Communist Affiliations
It was in 1919 that McKay moved to London and began promoting his beliefs of militant atheism. He joined the Rationalist Press Association and depend on his ties to communism. He was an avid reader of Marx and a member of the International Socialist Club. He became close friends with a number of other well-known members. McKay was then invited to write for the Worker’s Dreadnought. It was in this publication that McKay wrote a notable reaction to a racist article that had been included in the Daily Herald, which had insinuated black people as being subject to a hyper-sexuality. In 1920 he published Spring in New Hampshire and Other Poems.

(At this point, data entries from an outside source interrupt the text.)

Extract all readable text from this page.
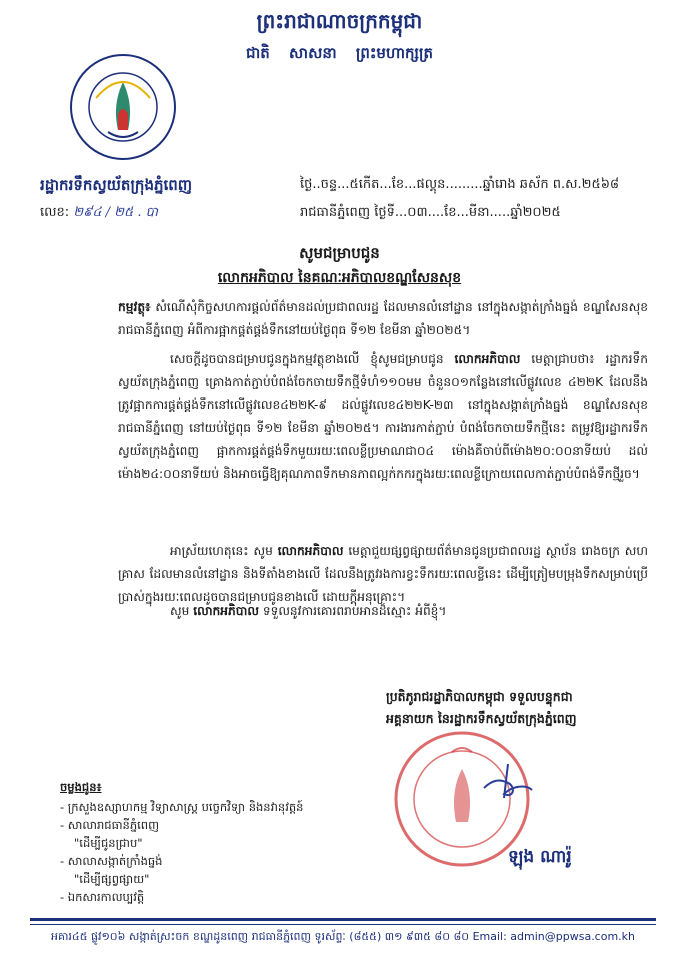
ព្រះរាជាណាចក្រកម្ពុជា
ជាតិ សាសនា ព្រះមហាក្សត្រ
រដ្ឋាករទឹកស្វយ័តក្រុងភ្នំពេញ
លេខ: ២៩៤ / ២៥ . បា
ថ្ងៃ..ចន្ទ...៥កើត...ខែ...ផល្គុន.........ឆ្នាំរោង ឆស័ក ព.ស.២៥៦៨
រាជធានីភ្នំពេញ ថ្ងៃទី...០៣....ខែ...មីនា.....ឆ្នាំ២០២៥
សូមជម្រាបជូន
លោកអភិបាល នៃគណៈអភិបាលខណ្ឌសែនសុខ
កម្មវត្ថុ៖ សំណើសុំកិច្ចសហការផ្តល់ព័ត៌មានដល់ប្រជាពលរដ្ឋ ដែលមានលំនៅដ្ឋាន នៅក្នុងសង្កាត់ក្រាំងធ្នង់ ខណ្ឌសែនសុខ រាជធានីភ្នំពេញ អំពីការផ្អាកផ្គត់ផ្គង់ទឹកនៅយប់ថ្ងៃពុធ ទី១២ ខែមីនា ឆ្នាំ២០២៥។
សេចក្តីដូចបានជម្រាបជូនក្នុងកម្មវត្ថុខាងលើ ខ្ញុំសូមជម្រាបជូន លោកអភិបាល មេត្តាជ្រាបថា៖ រដ្ឋាករទឹកស្វយ័តក្រុងភ្នំពេញ គ្រោងកាត់ភ្ជាប់បំពង់ចែកចាយទឹកថ្មីទំហំ១១០មម ចំនួន០១កន្លែងនៅលើផ្លូវលេខ ៤២២K ដែលនឹងត្រូវផ្អាកការផ្គត់ផ្គង់ទឹកនៅលើផ្លូវលេខ៤២២K-៩ ដល់ផ្លូវលេខ៤២២K-២៣ នៅក្នុងសង្កាត់ក្រាំងធ្នង់ ខណ្ឌសែនសុខ រាជធានីភ្នំពេញ នៅយប់ថ្ងៃពុធ ទី១២ ខែមីនា ឆ្នាំ២០២៥។ ការងារកាត់ភ្ជាប់ បំពង់ចែកចាយទឹកថ្មីនេះ តម្រូវឱ្យរដ្ឋាករទឹកស្វយ័តក្រុងភ្នំពេញ ផ្អាកការផ្គត់ផ្គង់ទឹកមួយរយៈពេលខ្លីប្រមាណជា០៤ ម៉ោងគឺចាប់ពីម៉ោង២០:០០នាទីយប់ ដល់ម៉ោង២៤:០០នាទីយប់ និងអាចធ្វើឱ្យគុណភាពទឹកមានភាពល្អក់កករក្នុងរយៈពេលខ្លីក្រោយពេលកាត់ភ្ជាប់បំពង់ទឹកថ្មីរួច។
អាស្រ័យហេតុនេះ សូម លោកអភិបាល មេត្តាជួយផ្សព្វផ្សាយព័ត៌មានជូនប្រជាពលរដ្ឋ ស្ថាប័ន រោងចក្រ សហគ្រាស ដែលមានលំនៅដ្ឋាន និងទីតាំងខាងលើ ដែលនឹងត្រូវរងការខ្វះទឹករយៈពេលខ្លីនេះ ដើម្បីត្រៀមបម្រុងទឹកសម្រាប់ប្រើប្រាស់ក្នុងរយៈពេលដូចបានជម្រាបជូនខាងលើ ដោយក្តីអនុគ្រោះ។
សូម លោកអភិបាល ទទួលនូវការគោរពរាប់អានដ៏ស្មោះ អំពីខ្ញុំ។
ប្រតិភូរាជរដ្ឋាភិបាលកម្ពុជា ទទួលបន្ទុកជា
អគ្គនាយក នៃរដ្ឋាករទឹកស្វយ័តក្រុងភ្នំពេញ
ឡុង ណារ៉ូ
ចម្លងជូន៖
- ក្រសួងឧស្សាហកម្ម វិទ្យាសាស្ត្រ បច្ចេកវិទ្យា និងនវានុវត្តន៍
- សាលារាជធានីភ្នំពេញ
"ដើម្បីជូនជ្រាប"
- សាលាសង្កាត់ក្រាំងធ្នង់
"ដើម្បីផ្សព្វផ្សាយ"
- ឯកសារកាលប្បវត្តិ
អគារ៤៥ ផ្លូវ១០៦ សង្កាត់ស្រះចក ខណ្ឌដូនពេញ រាជធានីភ្នំពេញ ទូរស័ព្ទៈ (៨៥៥) ៣១ ៩៣៥ ៨០ ៨០ Email: admin@ppwsa.com.kh
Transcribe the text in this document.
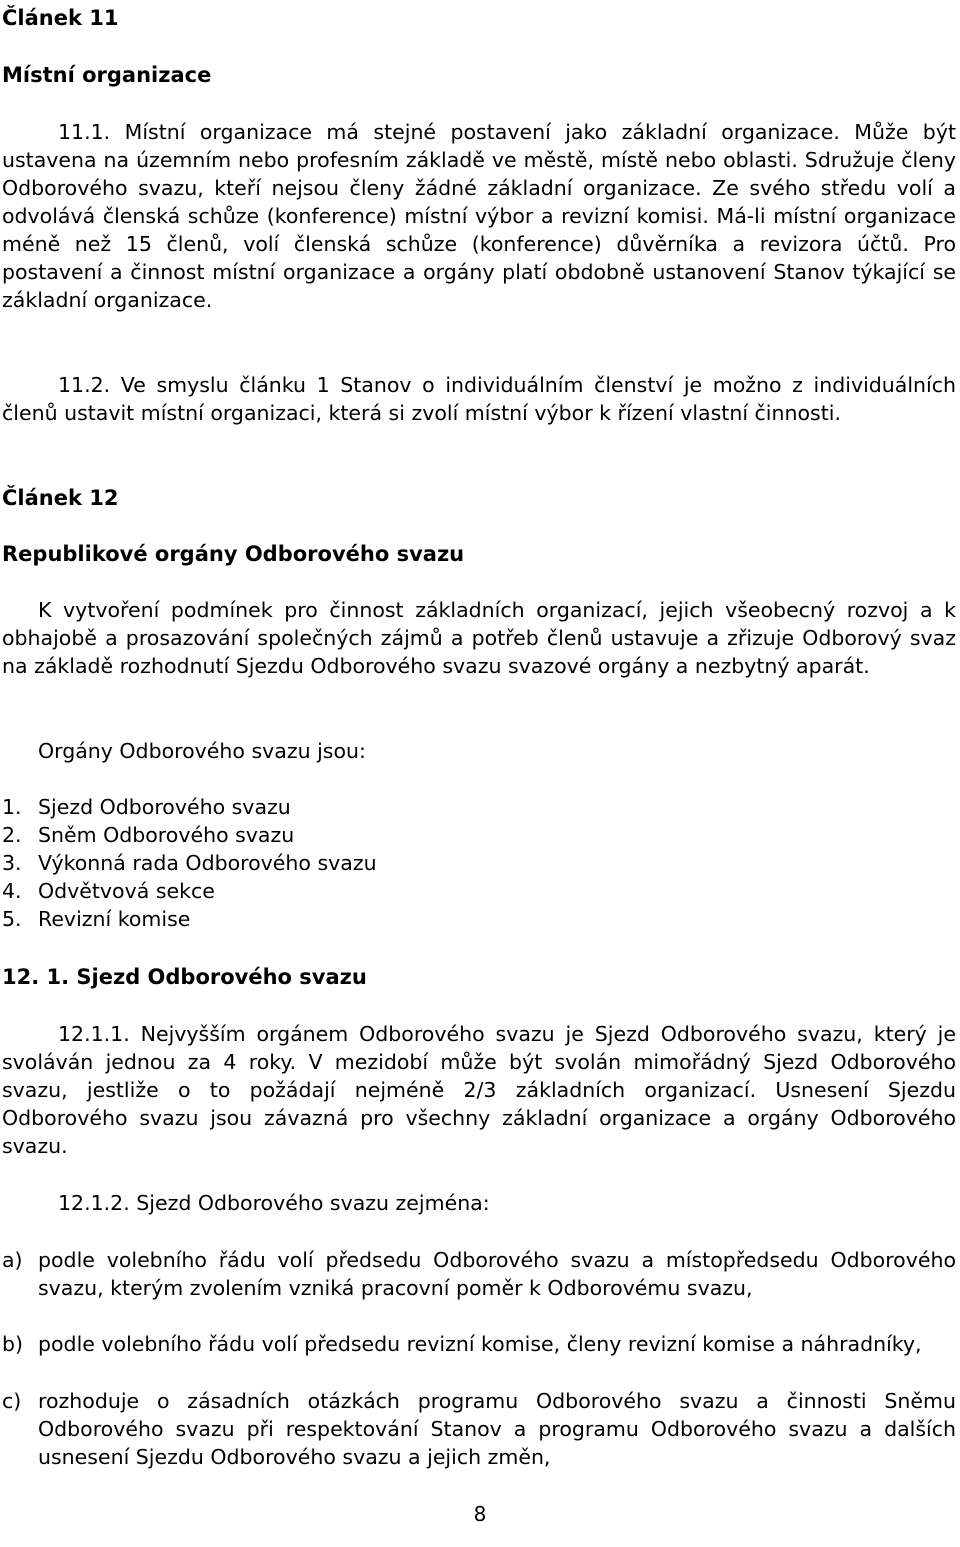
Článek 11
Místní organizace

11.1. Místní organizace má stejné postavení jako základní organizace. Může být ustavena na územním nebo profesním základě ve městě, místě nebo oblasti. Sdružuje členy Odborového svazu, kteří nejsou členy žádné základní organizace. Ze svého středu volí a odvolává členská schůze (konference) místní výbor a revizní komisi. Má-li místní organizace méně než 15 členů, volí členská schůze (konference) důvěrníka a revizora účtů. Pro postavení a činnost místní organizace a orgány platí obdobně ustanovení Stanov týkající se základní organizace.

11.2. Ve smyslu článku 1 Stanov o individuálním členství je možno z individuálních členů ustavit místní organizaci, která si zvolí místní výbor k řízení vlastní činnosti.

Článek 12
Republikové orgány Odborového svazu

K vytvoření podmínek pro činnost základních organizací, jejich všeobecný rozvoj a k obhajobě a prosazování společných zájmů a potřeb členů ustavuje a zřizuje Odborový svaz na základě rozhodnutí Sjezdu Odborového svazu svazové orgány a nezbytný aparát.

Orgány Odborového svazu jsou:

1. Sjezd Odborového svazu
2. Sněm Odborového svazu
3. Výkonná rada Odborového svazu
4. Odvětvová sekce
5. Revizní komise
12. 1. Sjezd Odborového svazu

12.1.1. Nejvyšším orgánem Odborového svazu je Sjezd Odborového svazu, který je svoláván jednou za 4 roky. V mezidobí může být svolán mimořádný Sjezd Odborového svazu, jestliže o to požádají nejméně 2/3 základních organizací. Usnesení Sjezdu Odborového svazu jsou závazná pro všechny základní organizace a orgány Odborového svazu.

12.1.2. Sjezd Odborového svazu zejména:

a) podle volebního řádu volí předsedu Odborového svazu a místopředsedu Odborového svazu, kterým zvolením vzniká pracovní poměr k Odborovému svazu,
b) podle volebního řádu volí předsedu revizní komise, členy revizní komise a náhradníky,
c) rozhoduje o zásadních otázkách programu Odborového svazu a činnosti Sněmu Odborového svazu při respektování Stanov a programu Odborového svazu a dalších usnesení Sjezdu Odborového svazu a jejich změn,
8
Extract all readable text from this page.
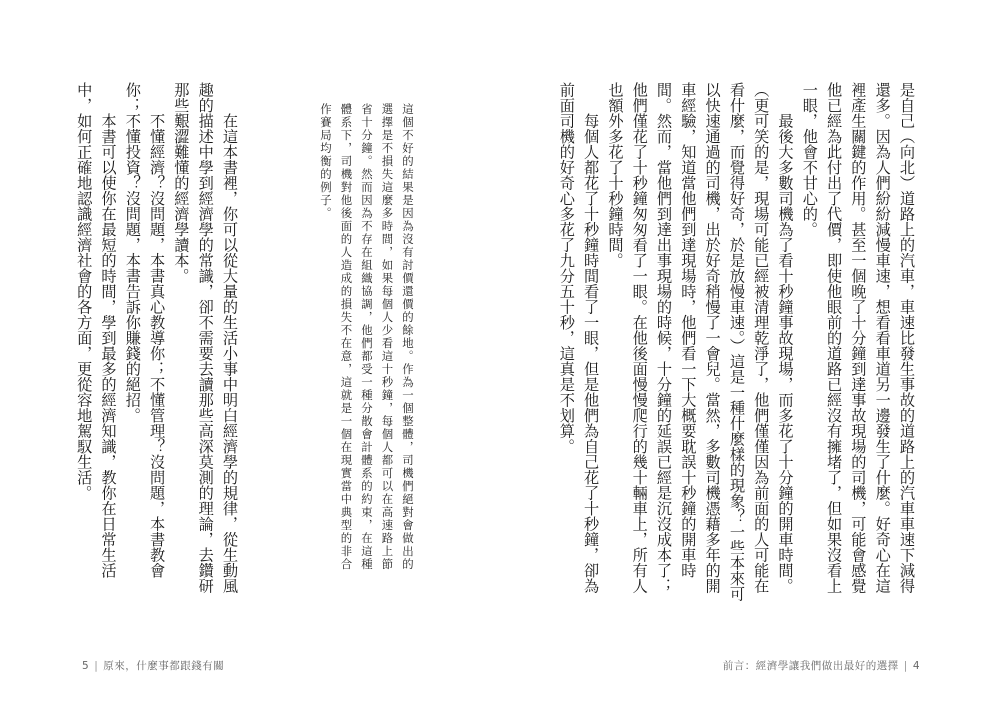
這個不好的結果是因為沒有討價還價的餘地。作為一個整體，司機們絕對會做出的選擇是不損失這麼多時間，如果每個人少看這十秒鐘，每個人都可以在高速路上節省十分鐘。然而因為不存在組織協調，他們都受一種分散會計體系的約束，在這種體系下，司機對他後面的人造成的損失不在意，這就是一個在現實當中典型的非合作賽局均衡的例子。
　　在這本書裡，你可以從大量的生活小事中明白經濟學的規律，從生動風趣的描述中學到經濟學的常識，卻不需要去讀那些高深莫測的理論，去鑽研那些艱澀難懂的經濟學讀本。
　　不懂經濟？沒問題，本書真心教導你；不懂管理？沒問題，本書教會你；不懂投資？沒問題，本書告訴你賺錢的絕招。
　　本書可以使你在最短的時間，學到最多的經濟知識，教你在日常生活中，如何正確地認識經濟社會的各方面，更從容地駕馭生活。
5 | 原來，什麼事都跟錢有關
是自己（向北）道路上的汽車，車速比發生事故的道路上的汽車車速下減得還多。因為人們紛紛減慢車速，想看看車道另一邊發生了什麼。好奇心在這裡產生關鍵的作用。甚至一個晚了十分鐘到達事故現場的司機，可能會感覺他已經為此付出了代價，即使他眼前的道路已經沒有擁堵了，但如果沒看上一眼，他會不甘心的。
　　最後大多數司機為了看十秒鐘事故現場，而多花了十分鐘的開車時間。（更可笑的是，現場可能已經被清理乾淨了，他們僅僅因為前面的人可能在看什麼，而覺得好奇，於是放慢車速。）這是一種什麼樣的現象？一些本來可以快速通過的司機，出於好奇稍慢了一會兒。當然，多數司機憑藉多年的開車經驗，知道當他們到達現場時，他們看一下大概要耽誤十秒鐘的開車時間。然而，當他們到達出事現場的時候，十分鐘的延誤已經是沉沒成本了；他們僅花了十秒鐘匆匆看了一眼。在他後面慢慢爬行的幾十輛車上，所有人也額外多花了十秒鐘時間。
　　每個人都花了十秒鐘時間看了一眼，但是他們為自己花了十秒鐘，卻為前面司機的好奇心多花了九分五十秒，這真是不划算。
前言：經濟學讓我們做出最好的選擇 | 4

Due to his continued association with The Worker’s Dreadnaught, and his eventual position as a paid writer for the publication, he is considered to be one of, if not the first black journalist in Britain. In November of 1922, McKay traveled to Russia where he took part in the Fourth Congress of the Communist International in Petrograd and Moscow. It was in this same year that he published one of his better-known volumes, Harlem Shadows. This work included pieces from previous publications and volumes, including ‘If We Must Die.’ It was repackaged, signed, and sold to help fund his travels. McKay was very welcome in Russia and claimed to have been treated like a “rock-star.”
It was through Harlem Shadows, that his position as a leading member of the Harlem Renaissance was solidified. He had become associated with the Universal Negro Improvement Association and began writing for Negro World.
Later Life
It was during his later travels in Paris that he fell ill. His inability to work for any period of time forced him to take on work as an artist’s model. The respiratory infection which he had contracted worsened, and he was admitted to a hospital. This brief respite from travel and writing did not last long and he was soon touring around Europe and parts of Northern Africa.
It was during this period that he published three novels, as well as a collection of short stories. The first novel, Home to Harlem, is regarded as one of his best-known works. It was published in 1928 and tells the story of a black soldier who abandons the military and returns to life in Harlem. This work was followed in 1929 by Banjo. It portrayed the treatment of sub-Saharan African people by the French. The third and final novel, Banana Bottom, dealt with themes of cultural identity.
The short story collection, Gingertown, was published in 1932. It was followed by A Long Way from Home and My Green Hills of Jamaica (published posthumously). These were autobiographical works. A collection of his poetry was published after his death titled, Selected Poems.
McKay died in 1948 of heart failure after embracing Catholicism and seeing a fall in his reputation.